[Grok-dev] Re: maintaining the Grok website

Brandon Craig Rhodes brandon at rhodesmill.org
Mon Sep 17 09:28:25 EDT 2007


Max M <maxm at mxm.dk> writes:

> Brandon Craig Rhodes skrev:
>
>> Can a Plone site - or at least part of it - be back-ended through
>> Subversion, or accessed through Subversion using DAV or something?
>
> That would be an impractical waste of time.  It has taken years to
> make Plone into a good CMS, and you believe that text files in
> subversion would be a better solution?

I would gently suggest that it's editing-through-the-web that often
winds up being the "impractical waste of time."

I maintain a Plone site at Georgia Tech used by more than one hundred
people, and after explaining to nearly-tearful document authors how
their work is simply gone after their browser crash, it is clear that
web browsers simply are *not* editors.  I have never heard of a vim
user, nor an emacs user, losing data because of an application crash;
at the last resort, both editors save emergency copies of your work.
Over decades of using both tools, I don't think I've ever lost more
than one minute of work from a disaster.

Also on Plone, I have had my own edits erased when someone happened to
be editing the same document at the same time.  Even after the tedium
of getting versioning installed, so that such changes are not totally
lost, there seems to be very little help with the common task of
having to merge two versions of a document.

By contrast, a common text editor combined with Subversion handles
these very common cases like a champ.  I understand, of course, that
many people who just have a single paragraph of information to submit
to a web site are going to want something like Plone - that's why I
maintain it!  But I am consistently finding that higher-powered (and
more-frequent) content producers need something more convenient than a
browser, and better versioning and merging than is available in Plone.

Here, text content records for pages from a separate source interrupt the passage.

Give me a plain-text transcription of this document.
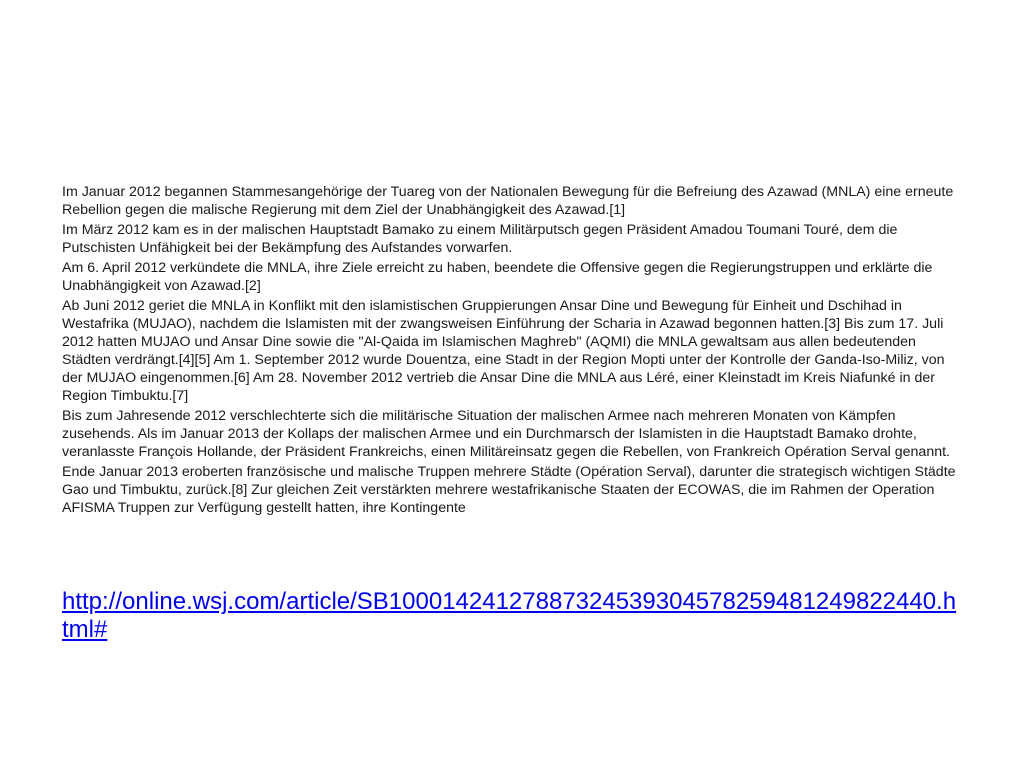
Im Januar 2012 begannen Stammesangehörige der Tuareg von der Nationalen Bewegung für die Befreiung des Azawad (MNLA) eine erneute Rebellion gegen die malische Regierung mit dem Ziel der Unabhängigkeit des Azawad.[1]

Im März 2012 kam es in der malischen Hauptstadt Bamako zu einem Militärputsch gegen Präsident Amadou Toumani Touré, dem die Putschisten Unfähigkeit bei der Bekämpfung des Aufstandes vorwarfen.

Am 6. April 2012 verkündete die MNLA, ihre Ziele erreicht zu haben, beendete die Offensive gegen die Regierungstruppen und erklärte die Unabhängigkeit von Azawad.[2]

Ab Juni 2012 geriet die MNLA in Konflikt mit den islamistischen Gruppierungen Ansar Dine und Bewegung für Einheit und Dschihad in Westafrika (MUJAO), nachdem die Islamisten mit der zwangsweisen Einführung der Scharia in Azawad begonnen hatten.[3] Bis zum 17. Juli 2012 hatten MUJAO und Ansar Dine sowie die "Al-Qaida im Islamischen Maghreb" (AQMI) die MNLA gewaltsam aus allen bedeutenden Städten verdrängt.[4][5] Am 1. September 2012 wurde Douentza, eine Stadt in der Region Mopti unter der Kontrolle der Ganda-Iso-Miliz, von der MUJAO eingenommen.[6] Am 28. November 2012 vertrieb die Ansar Dine die MNLA aus Léré, einer Kleinstadt im Kreis Niafunké in der Region Timbuktu.[7]

Bis zum Jahresende 2012 verschlechterte sich die militärische Situation der malischen Armee nach mehreren Monaten von Kämpfen zusehends. Als im Januar 2013 der Kollaps der malischen Armee und ein Durchmarsch der Islamisten in die Hauptstadt Bamako drohte, veranlasste François Hollande, der Präsident Frankreichs, einen Militäreinsatz gegen die Rebellen, von Frankreich Opération Serval genannt.

Ende Januar 2013 eroberten französische und malische Truppen mehrere Städte (Opération Serval), darunter die strategisch wichtigen Städte Gao und Timbuktu, zurück.[8] Zur gleichen Zeit verstärkten mehrere westafrikanische Staaten der ECOWAS, die im Rahmen der Operation AFISMA Truppen zur Verfügung gestellt hatten, ihre Kontingente

http://online.wsj.com/article/SB10001424127887324539304578259481249822440.html#
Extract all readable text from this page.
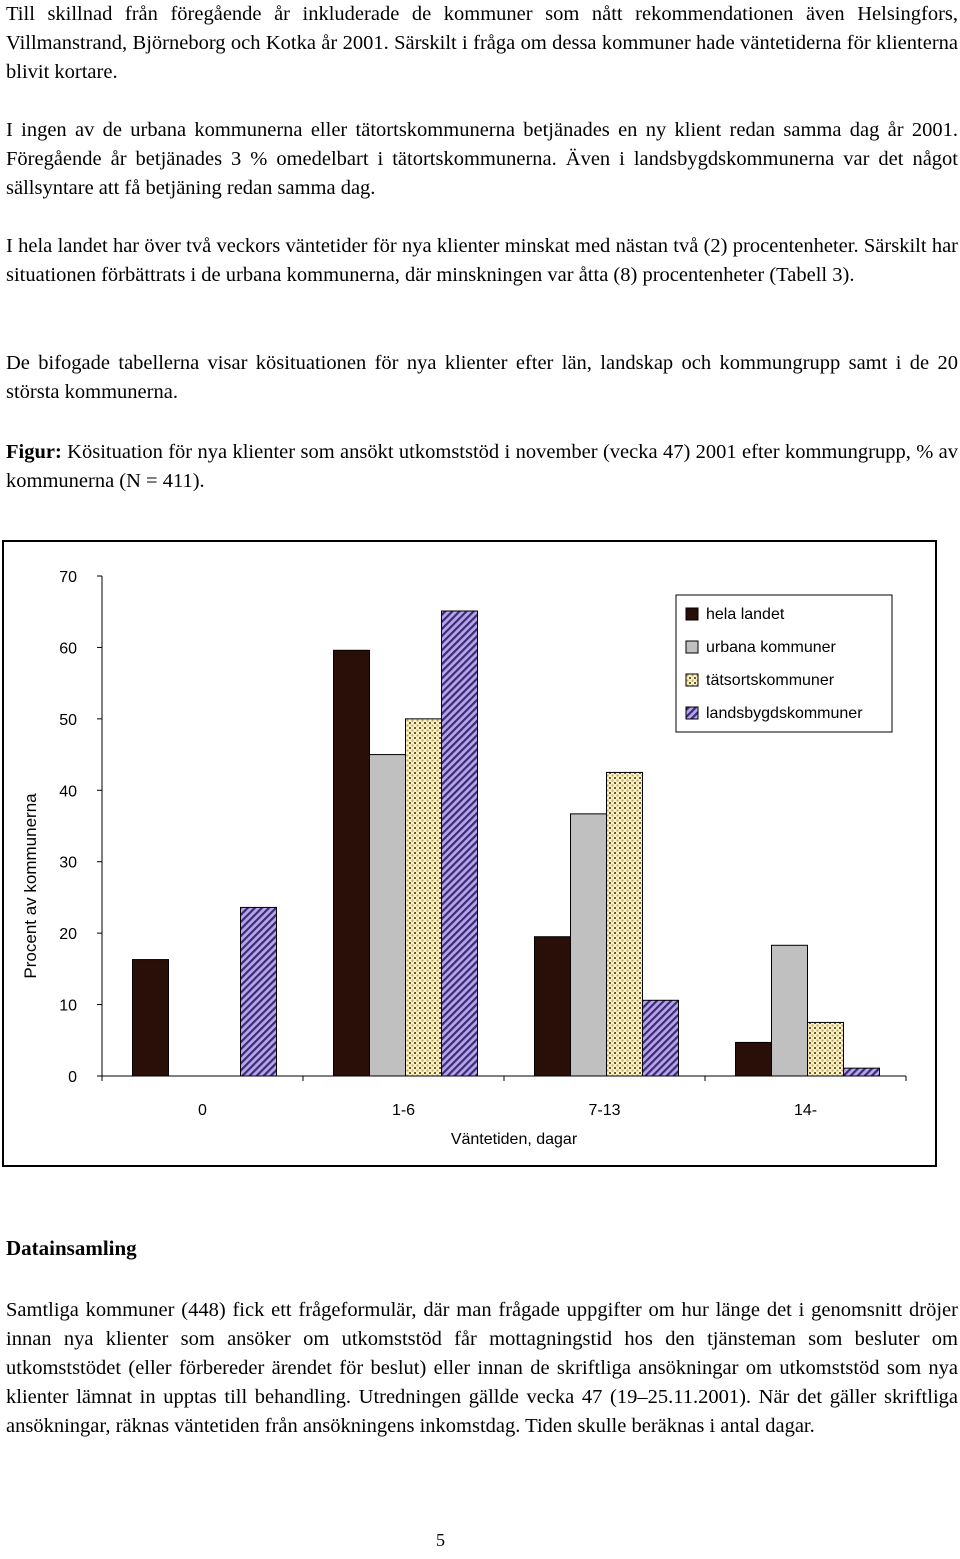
Till skillnad från föregående år inkluderade de kommuner som nått rekommendationen även Helsingfors, Villmanstrand, Björneborg och Kotka år 2001. Särskilt i fråga om dessa kommuner hade väntetiderna för klienterna blivit kortare.

I ingen av de urbana kommunerna eller tätortskommunerna betjänades en ny klient redan samma dag år 2001. Föregående år betjänades 3 % omedelbart i tätortskommunerna. Även i landsbygdskommunerna var det något sällsyntare att få betjäning redan samma dag.

I hela landet har över två veckors väntetider för nya klienter minskat med nästan två (2) procentenheter. Särskilt har situationen förbättrats i de urbana kommunerna, där minskningen var åtta (8) procentenheter (Tabell 3).

De bifogade tabellerna visar kösituationen för nya klienter efter län, landskap och kommungrupp samt i de 20 största kommunerna.

Figur: Kösituation för nya klienter som ansökt utkomststöd i november (vecka 47) 2001 efter kommungrupp, % av kommunerna (N = 411).

0
10
20
30
40
50
60
70
Procent av kommunerna
0	1-6	7-13	14-
Väntetiden, dagar
hela landet
urbana kommuner
tätsortskommuner
landsbygdskommuner
Datainsamling

Samtliga kommuner (448) fick ett frågeformulär, där man frågade uppgifter om hur länge det i genomsnitt dröjer innan nya klienter som ansöker om utkomststöd får mottagningstid hos den tjänsteman som besluter om utkomststödet (eller förbereder ärendet för beslut) eller innan de skriftliga ansökningar om utkomststöd som nya klienter lämnat in upptas till behandling. Utredningen gällde vecka 47 (19–25.11.2001). När det gäller skriftliga ansökningar, räknas väntetiden från ansökningens inkomstdag. Tiden skulle beräknas i antal dagar.

5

Writing content as text also allows the wonderful practice of placing
separate clauses on separate lines, so that one can see the shape of
sentences, see the pattern of punctuation, and judge the flow of one's
prose.  For example, if I were editing the sentence I've just written
as "source code", it would look like:

            Writing content as text
            also allows the wonderful practice
            of placing separate clauses on separate lines,
            so that one can see the shape of sentences,
            see the pattern of punctuation,
            and judge the flow of one's prose.

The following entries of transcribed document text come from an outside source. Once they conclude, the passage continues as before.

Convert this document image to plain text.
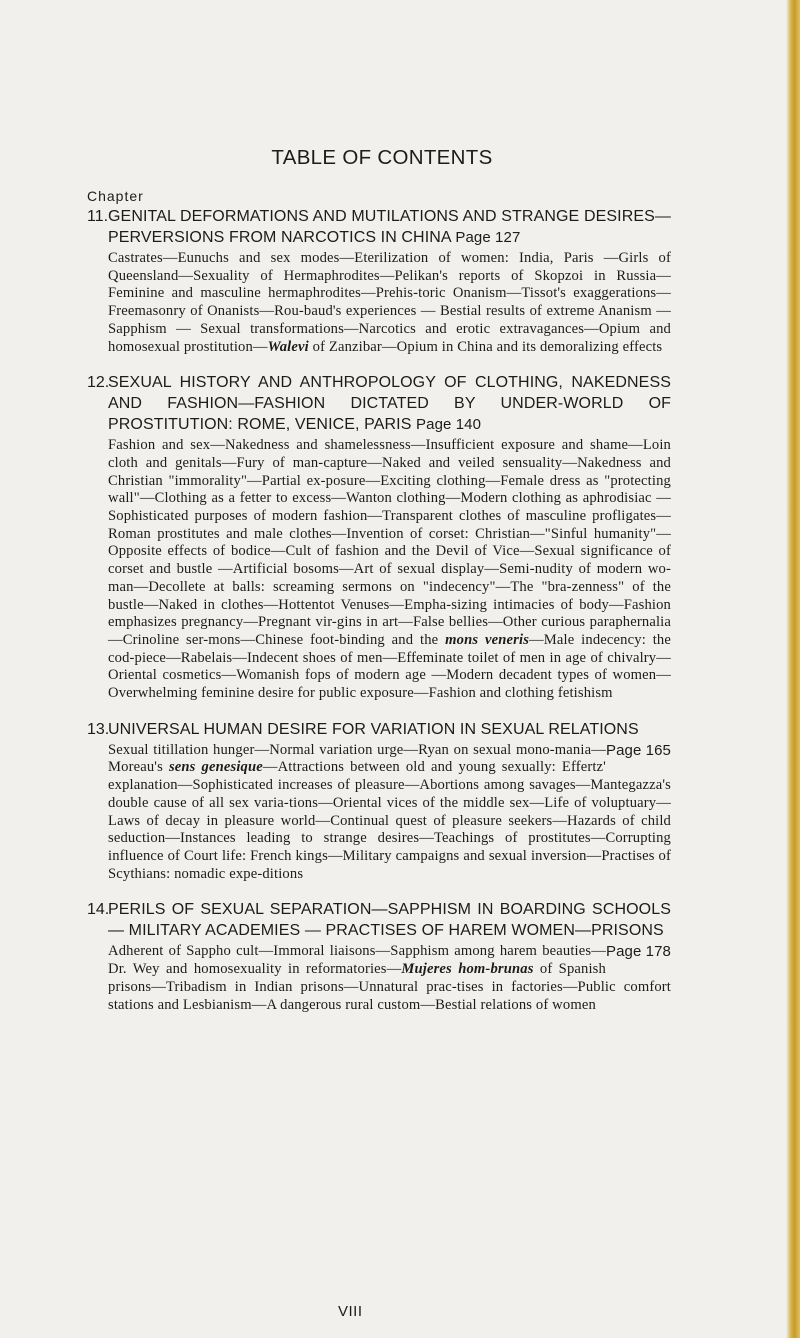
TABLE OF CONTENTS
Chapter
11. GENITAL DEFORMATIONS AND MUTILATIONS AND STRANGE DESIRES—PERVERSIONS FROM NARCOTICS IN CHINA Page 127
Castrates—Eunuchs and sex modes—Eterilization of women: India, Paris —Girls of Queensland—Sexuality of Hermaphrodites—Pelikan's reports of Skopzoi in Russia—Feminine and masculine hermaphrodites—Prehis-toric Onanism—Tissot's exaggerations—Freemasonry of Onanists—Rou-baud's experiences — Bestial results of extreme Ananism — Sapphism — Sexual transformations—Narcotics and erotic extravagances—Opium and homosexual prostitution—Walevi of Zanzibar—Opium in China and its demoralizing effects
12.
SEXUAL HISTORY AND ANTHROPOLOGY OF CLOTHING, NAKEDNESS AND FASHION—FASHION DICTATED BY UNDER-WORLD OF PROSTITUTION: ROME, VENICE, PARIS Page 140
Fashion and sex—Nakedness and shamelessness—Insufficient exposure and shame—Loin cloth and genitals—Fury of man-capture—Naked and veiled sensuality—Nakedness and Christian "immorality"—Partial ex-posure—Exciting clothing—Female dress as "protecting wall"—Clothing as a fetter to excess—Wanton clothing—Modern clothing as aphrodisiac —Sophisticated purposes of modern fashion—Transparent clothes of masculine profligates—Roman prostitutes and male clothes—Invention of corset: Christian—"Sinful humanity"—Opposite effects of bodice—Cult of fashion and the Devil of Vice—Sexual significance of corset and bustle —Artificial bosoms—Art of sexual display—Semi-nudity of modern wo-man—Decollete at balls: screaming sermons on "indecency"—The "bra-zenness" of the bustle—Naked in clothes—Hottentot Venuses—Empha-sizing intimacies of body—Fashion emphasizes pregnancy—Pregnant vir-gins in art—False bellies—Other curious paraphernalia—Crinoline ser-mons—Chinese foot-binding and the mons veneris—Male indecency: the cod-piece—Rabelais—Indecent shoes of men—Effeminate toilet of men in age of chivalry—Oriental cosmetics—Womanish fops of modern age —Modern decadent types of women—Overwhelming feminine desire for public exposure—Fashion and clothing fetishism
13.
UNIVERSAL HUMAN DESIRE FOR VARIATION IN SEXUAL RELATIONS
Page 165
Sexual titillation hunger—Normal variation urge—Ryan on sexual mono-mania—Moreau's sens genesique—Attractions between old and young sexually: Effertz' explanation—Sophisticated increases of pleasure—Abortions among savages—Mantegazza's double cause of all sex varia-tions—Oriental vices of the middle sex—Life of voluptuary—Laws of decay in pleasure world—Continual quest of pleasure seekers—Hazards of child seduction—Instances leading to strange desires—Teachings of prostitutes—Corrupting influence of Court life: French kings—Military campaigns and sexual inversion—Practises of Scythians: nomadic expe-ditions
14.
PERILS OF SEXUAL SEPARATION—SAPPHISM IN BOARDING SCHOOLS — MILITARY ACADEMIES — PRACTISES OF HAREM WOMEN—PRISONS
Page 178
Adherent of Sappho cult—Immoral liaisons—Sapphism among harem beauties—Dr. Wey and homosexuality in reformatories—Mujeres hom-brunas of Spanish prisons—Tribadism in Indian prisons—Unnatural prac-tises in factories—Public comfort stations and Lesbianism—A dangerous rural custom—Bestial relations of women
VIII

This is what raw content ought to look like! :-) It uses lines, which
in something like this email I'm writing are merely noise, bearing no
relationship to what's being said, to make clear the shape and flow of
thought.  Punctuation becomes very easy to check - look for the ends
of the lines!  Editing becomes very easy - both vim and emacs are
wonderful at moving lines around!  You don't waste time having to
stare into the middle of an prematurely-formatted paragraph looking
for the beginning of the next sentence.  And when the lines are
finally formatted either for a text file, or a printed book, or the
web, then the formatter can do the final task of making it look like:

            Writing content as text also allows the wonderful practice
            of placing separate clauses on separate lines, so that one
            can see the shape of sentences, see the pattern of
            punctuation, and judge the flow of one's prose.

If you get used to editing text broken meaningfully into lines, then
when you go back to normal text, you'll feel like you're trying to
edit C source code that someone has formatted as a paragraph. :-)

Well, okay, maybe it's not that bad.  But it does feel awkward!

Now, there are many people who don't like or don't enjoy the added
convenience of writing text-as-source, and just want to see it get
wrapped into presentation-level paragraphs as they type; and I have no
quarrel with such people, as long as they leave me a way to (a) use a
text editor for text-editing tasks, and (b) store and retrieve my
content in such a way that the line breaks in the "text's source code"
are preserved.

So if the Plone we run can be induced to offer me DAV access to my
tutorials, and if I can continue writing them in ReST, then I will be
content.  But I will, myself, miss being able to control documentation
right alongside the source code of Grok, as well as having its strong
and mature merging features available if I and someone else edit the
same tutorial at the same time.

I like the suggestion that was made that a script could push pages
from Subversion into Plone if necessary.